Description d'un Pistolet Unique
Pistolet semi-automatique Unique modèle C fabriqué par la Manufacture d'Armes des Pyrénées, Hendaye, milieu 20e siècle. Canon rond rayé en acier poli blanc, marqué ' 648 '. Glissière en acier bronzé, usinée d'une échancrure sur le côté droit pour le démontage et la sûreté. Elle est marquée à gauche ' manufacture d'armes des Pyrénées Fses - HENDAYE - ' et à droite ' ' UNIQUE ' Mod/C - Cal. 7.65- 9 coups ' - et sur le dessus, à côté de la fenêtre d'éjection ' MADE IN FRANCE '. Hausse fixe montée sur queue d'aronde.

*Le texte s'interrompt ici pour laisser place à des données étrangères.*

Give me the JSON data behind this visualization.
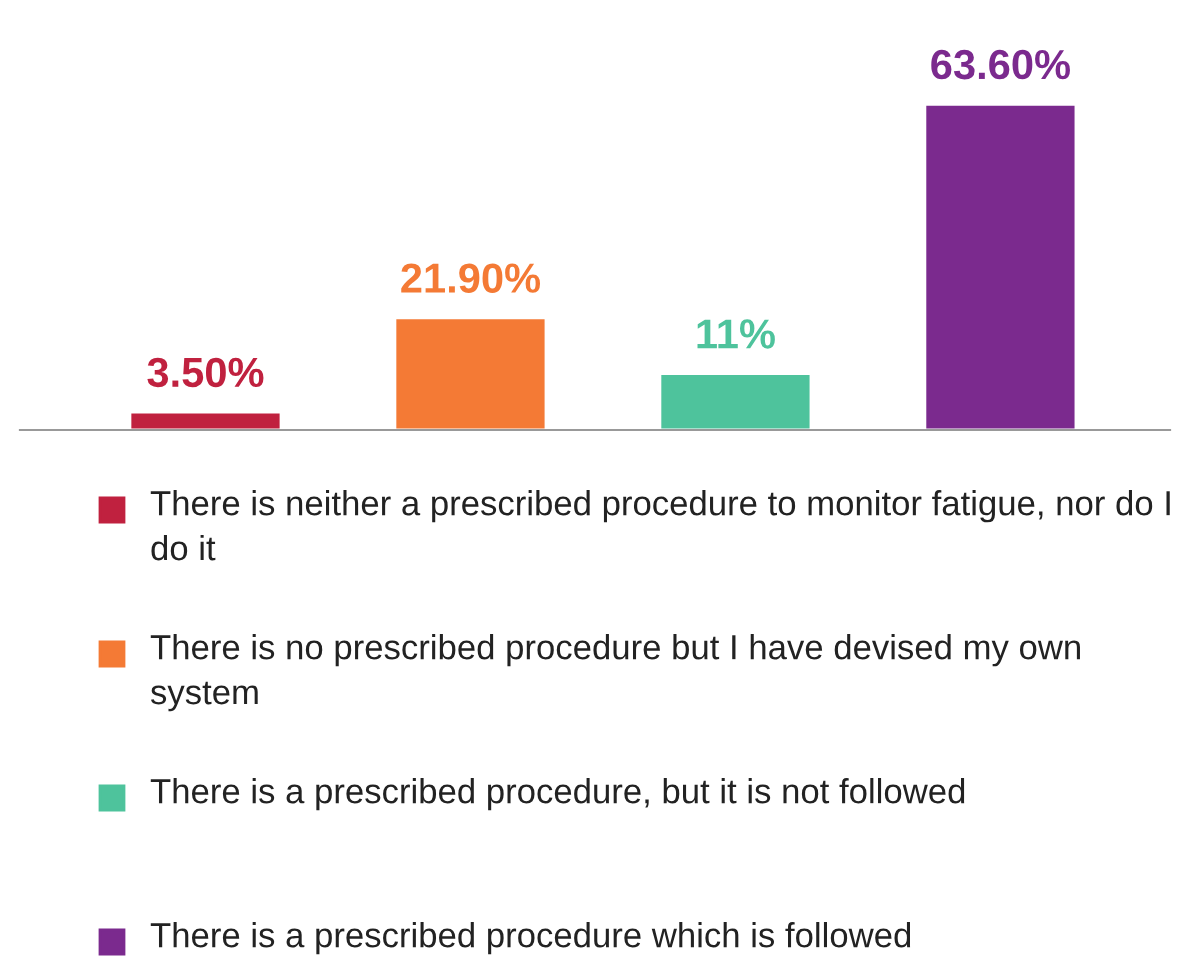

Carcasse en acier bronzé, marquée à droite ' 500300', sur le côté gauche bouton de sûreté et de démontage, pastilles blanche et rouge indiquant la sûreté. Plaquettes en plastique de couleur marron marbrée, chargeur amovible en acier bronzé marqué en dessous ' UNIQUE '. anneau de grenadière fixé sur le côté gauche de la plaquette. Dans sa boîte en carton de couleur verte, marquée dans un cercle doré ' PISTOLET FRANCAIS UNIQUE ' et au centre du cercle un lion sur ses pattes tourné vers la gauche.

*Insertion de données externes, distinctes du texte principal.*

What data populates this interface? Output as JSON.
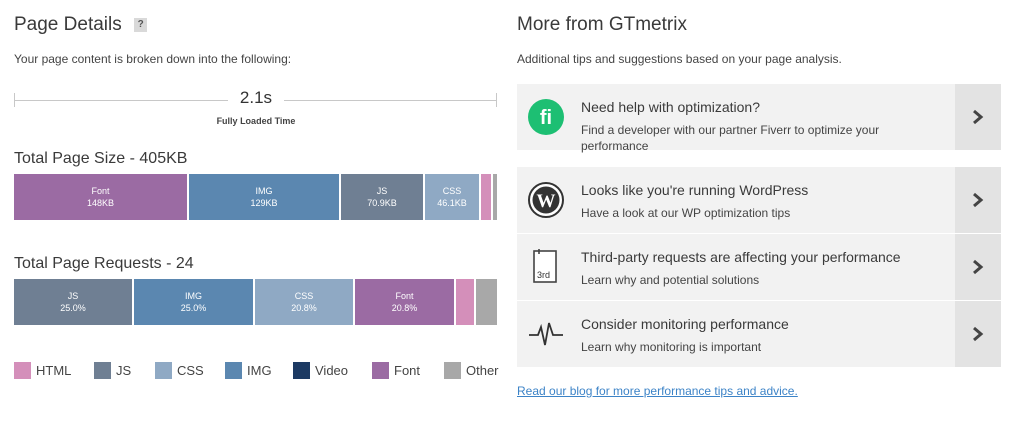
{
  "left": {
    "title": "Page Details",
    "help": "?",
    "subtitle": "Your page content is broken down into the following:",
    "fully_loaded": {
      "value": "2.1s",
      "label": "Fully Loaded Time"
    },
    "size_title": "Total Page Size - 405KB",
    "size_bars": [
      {
        "name": "Font",
        "value": "148KB",
        "color": "#9b6ba3"
      },
      {
        "name": "IMG",
        "value": "129KB",
        "color": "#5b87b0"
      },
      {
        "name": "JS",
        "value": "70.9KB",
        "color": "#6f7f93"
      },
      {
        "name": "CSS",
        "value": "46.1KB",
        "color": "#8fa9c4"
      }
    ],
    "requests_title": "Total Page Requests - 24",
    "request_bars": [
      {
        "name": "JS",
        "value": "25.0%",
        "color": "#6f7f93"
      },
      {
        "name": "IMG",
        "value": "25.0%",
        "color": "#5b87b0"
      },
      {
        "name": "CSS",
        "value": "20.8%",
        "color": "#8fa9c4"
      },
      {
        "name": "Font",
        "value": "20.8%",
        "color": "#9b6ba3"
      }
    ],
    "legend": [
      {
        "label": "HTML",
        "color": "#d48fba"
      },
      {
        "label": "JS",
        "color": "#6f7f93"
      },
      {
        "label": "CSS",
        "color": "#8fa9c4"
      },
      {
        "label": "IMG",
        "color": "#5b87b0"
      },
      {
        "label": "Video",
        "color": "#1c3a63"
      },
      {
        "label": "Font",
        "color": "#9b6ba3"
      },
      {
        "label": "Other",
        "color": "#a8a8a8"
      }
    ]
  },
  "right": {
    "title": "More from GTmetrix",
    "subtitle": "Additional tips and suggestions based on your page analysis.",
    "cards": [
      {
        "title": "Need help with optimization?",
        "desc": "Find a developer with our partner Fiverr to optimize your performance",
        "icon": "fiverr-icon"
      },
      {
        "title": "Looks like you're running WordPress",
        "desc": "Have a look at our WP optimization tips",
        "icon": "wordpress-icon"
      },
      {
        "title": "Third-party requests are affecting your performance",
        "desc": "Learn why and potential solutions",
        "icon": "third-party-icon",
        "icon_text": "3rd"
      },
      {
        "title": "Consider monitoring performance",
        "desc": "Learn why monitoring is important",
        "icon": "heartbeat-icon"
      }
    ],
    "blog_link": "Read our blog for more performance tips and advice."
  }
}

Le Modèle RR 51 : Une Évolution Post-Guerre
Le modèle Unique Rr51, chambré en 7,65 mm, est une arme qui a été mise en service dans la police allemande en 1952 (5187 exemplaires à Stuttgart, et un autre lot en 1951 à Offenbach, dont les 243 survivants seront déclassés en 1975).
Ce pistolet a commencé à être fabriqué en 1951. Il était encore fabriqué en 1996 (commande destinée à la police du Cameroun volée dans les locaux de la Sernam). Une commande de pièces détachées en 1999-2000 pour la Police Nationale française qui en dotait encore ses Adjoints de Sécurité, ne fut pas exécutée. Unique fut liquidée le 15-02/2001.

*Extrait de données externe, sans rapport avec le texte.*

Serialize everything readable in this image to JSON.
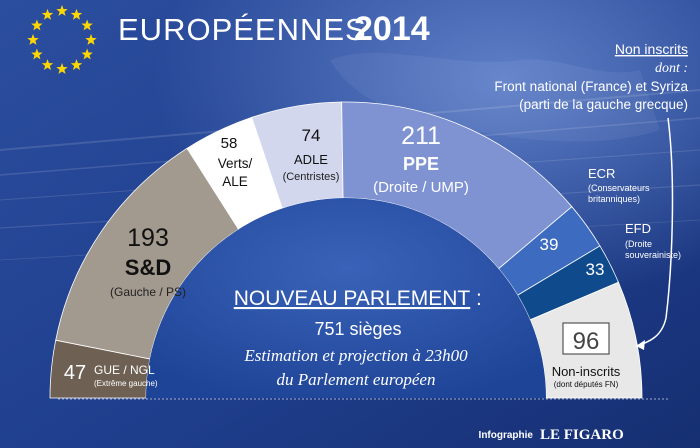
{
  "header": {
    "title_word": "EUROPÉENNES",
    "title_year": "2014"
  },
  "ni_note": {
    "heading": "Non inscrits",
    "dont": "dont :",
    "line1": "Front national (France) et Syriza",
    "line2": "(parti de la  gauche grecque)"
  },
  "chart_data": {
    "type": "pie",
    "variant": "parliament-hemicycle",
    "total_seats": 751,
    "slices": [
      {
        "key": "gue",
        "value": 47,
        "abbr": "GUE / NGL",
        "desc": "(Extrême gauche)",
        "color": "#6e6153"
      },
      {
        "key": "sd",
        "value": 193,
        "abbr": "S&D",
        "desc": "(Gauche / PS)",
        "color": "#a39a8f"
      },
      {
        "key": "verts",
        "value": 58,
        "abbr": "Verts/",
        "abbr2": "ALE",
        "desc": "",
        "color": "#ffffff"
      },
      {
        "key": "adle",
        "value": 74,
        "abbr": "ADLE",
        "desc": "(Centristes)",
        "color": "#d2d7ee"
      },
      {
        "key": "ppe",
        "value": 211,
        "abbr": "PPE",
        "desc": "(Droite / UMP)",
        "color": "#7f93d3"
      },
      {
        "key": "ecr",
        "value": 39,
        "abbr": "ECR",
        "desc": "(Conservateurs",
        "desc2": "britanniques)",
        "color": "#3c6bbf"
      },
      {
        "key": "efd",
        "value": 33,
        "abbr": "EFD",
        "desc": "(Droite",
        "desc2": "souverainiste)",
        "color": "#0f4a8c"
      },
      {
        "key": "ni",
        "value": 96,
        "abbr": "Non-inscrits",
        "desc": "(dont députés FN)",
        "color": "#e8e8e8"
      }
    ]
  },
  "center": {
    "headline": "NOUVEAU PARLEMENT",
    "colon": ":",
    "seats": "751 sièges",
    "line2": "Estimation et projection à 23h00",
    "line3": "du Parlement européen"
  },
  "credit": {
    "prefix": "Infographie",
    "brand": "LE FIGARO"
  },
  "colors": {
    "bg_dark": "#1e3c86",
    "bg_light": "#3d63b5",
    "star": "#ffd700",
    "text_dark": "#111111"
  }
}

Le Rr. 51 s'est appelé, dans les documents des premières années de fabrication, modèle de guerre 51, sans le Rr.
Les Pistolets Union
A la veille de la Seconde Guerre mondiale, en 1939, l’armée française décide de passer commande à l’entreprise UNION, basée à St-Etienne, d’un lot de pistolets en calibre 7.65 court. Ces achats font partie, avec ceux effectués auprès des sociétés UNIQUE et MAB, de l’équipement des troupes françaises en pistolets simples et fiables. En effet, lors de la mobilisation, les pistolets réglementaires 1935 S et A ne sont pas suffisamment produits pour équiper l’ensemble de l’armée. Entre la casse, l’usure et les prêts aux nations alliées, les armes de poing de la Première Guerre mondiale s’avèrent insuffisantes. Dans l’ensemble des stocks, le calibre 7.65 court est le plus courant (Ruby, Star, FN Herstal 1900 et 1910). De plus, ce calibre est dans l’air du temps, synonyme de performance et de modernité par rapport au vieux monde pré-1ère Guerre mondiale avec les revolvers.
Concernant le pistolet Union, il s’agit d’un modèle conçu à partir de 1925 par les établissements Marcel Seytres à Marseille et fabriqué par ses ateliers à Saint-Etienne. Ce pistolet est un clone de qualité du pistolet Ruby populaire dans l’armée. Le pistolet Union présente des améliorations par rapport au Ruby, notamment une réalisation impeccable et des finitions soignées, témoignant d’une production en temps de paix. Il dispose d’une culasse non calée dérivée du brevet de J.M. Browning produit par Colt. Ce pistolet est une arme très fiable, adoptée par plusieurs administrations françaises, notamment la préfecture de police de Paris, les polices municipales étatiques et la Banque de France. Le pistolet Union est même exporté vers la Chine et le Japon. Ils participent à la Seconde Guerre mondiale aux mains des troupes françaises, des forces françaises libres, de la résistance et de la milice. Les établissements Marcel Seytres participent également avec des prototypes à l’adoption du nouveau pistolet 1935, mais sans succès. Avec la marque UNION, les établissements Marcel Seytres se spécialisent dans les pistolets de défense de calibre 6.35 mm (25 ACP) et 7.65 mm (32 ACP). Ils sont parmi les seuls à pouvoir être alimentés par un chargeur de grande capacité en forme de fer à cheval de 35 coups pour les versions commerciales.